DiSCO advances planetary exploration by enabling unprecedented observational and analytical capabilities on landed spacecrafts by integrating drilling, coring, caching, imaging, LRS, LIBS, and LINF technologies into a compact arm-mounted instrument. Thus, DiSCO: (i) obviates the need for drill-sample/core-analyze approaches, which are popular (Curiosity and ExoMars) but severely limited, (ii) provides evidence relevant to selecting subsurface sample sites, (iii) enables careful selection and caching of subsurface samples, (iv) and facilitates assessment of subsurface composition and transformation processes of metastable materials. These features and capabilities make DiSCO a potential disruptive tool for a wide range of future landed missions.
Our innovation improves instrument measurement capabilities for planetary science missions such as Discovery, New Frontiers, Mars Exploration, and other planetary programs, including: landed exploration missions to Venus, Moon, Mars, Europa, Titan, comets, and asteroids; sample return missions to Moon, Mars, comets and asteroids. In addition, DiSCO may be used to identify and map available planetary in-situ resources, and to spur the development of autonomous in-situ resource utilization (ISRU) devices for robotic and human missions.

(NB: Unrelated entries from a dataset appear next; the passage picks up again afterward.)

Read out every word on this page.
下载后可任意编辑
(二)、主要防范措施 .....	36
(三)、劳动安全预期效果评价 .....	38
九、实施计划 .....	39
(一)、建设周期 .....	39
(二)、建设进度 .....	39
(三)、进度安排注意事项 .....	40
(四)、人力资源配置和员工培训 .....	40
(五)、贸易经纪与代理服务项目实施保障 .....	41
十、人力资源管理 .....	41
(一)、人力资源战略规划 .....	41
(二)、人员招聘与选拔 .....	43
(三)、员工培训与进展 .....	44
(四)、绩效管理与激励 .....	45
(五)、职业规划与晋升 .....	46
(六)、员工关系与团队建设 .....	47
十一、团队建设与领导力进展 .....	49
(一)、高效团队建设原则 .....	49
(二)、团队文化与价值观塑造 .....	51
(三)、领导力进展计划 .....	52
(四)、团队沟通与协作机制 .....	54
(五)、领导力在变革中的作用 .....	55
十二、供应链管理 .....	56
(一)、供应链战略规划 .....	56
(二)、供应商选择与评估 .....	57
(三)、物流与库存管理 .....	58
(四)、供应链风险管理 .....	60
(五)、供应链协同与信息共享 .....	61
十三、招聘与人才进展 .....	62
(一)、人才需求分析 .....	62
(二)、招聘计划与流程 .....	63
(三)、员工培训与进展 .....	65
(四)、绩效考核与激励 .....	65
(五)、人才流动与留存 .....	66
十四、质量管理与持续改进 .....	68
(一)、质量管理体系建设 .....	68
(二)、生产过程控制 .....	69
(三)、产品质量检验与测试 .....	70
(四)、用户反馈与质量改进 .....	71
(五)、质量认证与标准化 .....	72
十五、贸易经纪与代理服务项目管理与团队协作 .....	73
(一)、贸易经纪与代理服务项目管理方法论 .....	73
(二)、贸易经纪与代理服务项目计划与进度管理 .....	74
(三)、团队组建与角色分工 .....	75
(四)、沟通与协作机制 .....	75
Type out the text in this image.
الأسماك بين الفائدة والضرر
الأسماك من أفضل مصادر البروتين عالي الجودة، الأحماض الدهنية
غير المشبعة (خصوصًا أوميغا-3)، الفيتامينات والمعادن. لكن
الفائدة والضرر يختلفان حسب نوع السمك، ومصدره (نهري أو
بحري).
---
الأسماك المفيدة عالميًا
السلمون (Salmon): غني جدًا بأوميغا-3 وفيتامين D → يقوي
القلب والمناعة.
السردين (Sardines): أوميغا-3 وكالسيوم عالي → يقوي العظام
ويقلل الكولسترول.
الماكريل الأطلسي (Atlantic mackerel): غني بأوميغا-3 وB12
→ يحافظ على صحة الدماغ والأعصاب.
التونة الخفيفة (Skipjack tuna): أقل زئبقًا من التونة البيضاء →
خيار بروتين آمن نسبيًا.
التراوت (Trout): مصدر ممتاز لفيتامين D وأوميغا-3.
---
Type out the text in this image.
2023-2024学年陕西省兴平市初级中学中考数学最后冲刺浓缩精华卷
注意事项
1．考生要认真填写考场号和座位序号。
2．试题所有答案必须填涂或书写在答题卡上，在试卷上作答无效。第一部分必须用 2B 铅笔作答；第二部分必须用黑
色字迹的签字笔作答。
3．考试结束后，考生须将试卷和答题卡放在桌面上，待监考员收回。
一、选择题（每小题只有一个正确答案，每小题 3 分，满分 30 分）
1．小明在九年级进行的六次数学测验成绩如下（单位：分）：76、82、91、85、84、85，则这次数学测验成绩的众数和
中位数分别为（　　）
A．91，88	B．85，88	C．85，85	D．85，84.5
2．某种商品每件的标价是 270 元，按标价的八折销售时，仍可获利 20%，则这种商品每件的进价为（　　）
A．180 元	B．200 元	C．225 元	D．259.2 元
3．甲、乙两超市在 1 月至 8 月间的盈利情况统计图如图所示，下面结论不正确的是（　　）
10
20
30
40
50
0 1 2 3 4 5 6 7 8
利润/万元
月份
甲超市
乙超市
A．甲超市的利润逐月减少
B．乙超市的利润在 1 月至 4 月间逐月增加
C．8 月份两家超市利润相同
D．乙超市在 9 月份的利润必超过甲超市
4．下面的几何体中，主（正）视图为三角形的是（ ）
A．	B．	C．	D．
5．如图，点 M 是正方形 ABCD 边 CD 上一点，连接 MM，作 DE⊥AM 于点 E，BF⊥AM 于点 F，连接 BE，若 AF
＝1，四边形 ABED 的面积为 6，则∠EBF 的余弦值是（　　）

While coring robotics and spectroscopic sensing are established fields, DiSCO combines them, for the first time, to develop a new tool for subsurface geochemical/mineralogical investigations. DiSCO will enable technological spin-offs in geological prospecting; environmental monitoring/assessment; agricultural soil quality monitoring; oil & gas exploration and development; homeland security.